Other important issue in this research is related to the methodology. An interesting background about other methodological approaches about space-time analysis is omitted. The authors use a linear regression to model spatio-temporal dynamics. Nevertheless, other methodologies have been applied to similar goals related to Covid (as 3D bins and emerging analysis, among others). At least, they should consider it in discussion section to compare approaches. On the other hand, many studies about diseases distribution hold the idea the non-stationarity from geographic perspective. Consequently, many studies include the weighted linear regression. The authors should mention it, at leas in discussion and value the benefits of their method in comparison with other extended methodologies in the spatial and temporal perspective of the pandemic.

Conclusion

It is strange that the authors refer to other countries in relation to the pandemic control. It is my impression that it is not related to the rest of the study, therefore conclusion should present a better alignment with the specific topic of the manuscript of own results.  

Maps should be improved:

  • Improve quality because figures seem pixelated.
  • Legends should include the spatial delimitations of the map (administrative boundaries level). The boundary of Hainan is wider?
  • It should be helpful the labels of the location of main cities for readers from other countries.
  • Legend intervals: First interval goes from 0.00 to “n”. Regarding to minimum value I suppose that it should be >0.00. Is null value in wite colour interpreted as not cases? Then, the first interval should be always from some cases to…
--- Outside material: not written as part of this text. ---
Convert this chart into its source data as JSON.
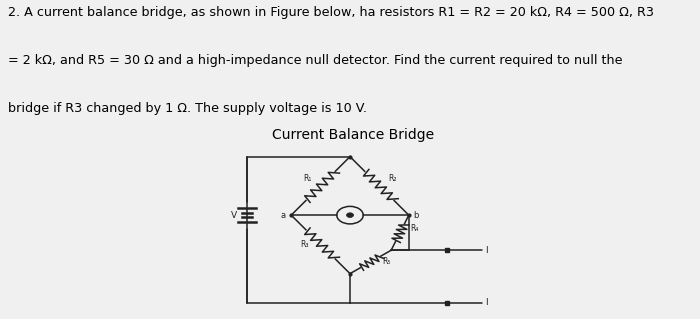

Regarding to the evolution maps (Figure 2), it is impossible to compare spatial patterns because the legend intervals change from one map to other. The authors should define only one legend and analyse the changes by day with the same conditions (intervals). I know that some days will not include units in a part of the intervals, but if someone want to compare spatial distribution along time, legend must be invariable.

Author Response

"Please see the attachment."

Author Response File: Author Response.pdf

Round 2

Reviewer 2 Report

Authors incorporate changes based on the review. Authors discussed the reasons in the cover letter succesfully. Therefore I reccomend to accept the paper for publishing in IJGI journal. Before publishin, please focus on images, in current version images are in very low quality

Reviewer 3 Report

I consider the authors have improved the initial version of the manuscript. Methodology background has a wider approach in present version. They improved the cartography. In conclusion, the authors had in consideration each suggestion and comment and solved it correctly.

Only one minimum detail: I observed that in new text they wrote they write covid-19 in different format that in the previous text (capital letters). So, they should adapt it and write in a homogeneous format.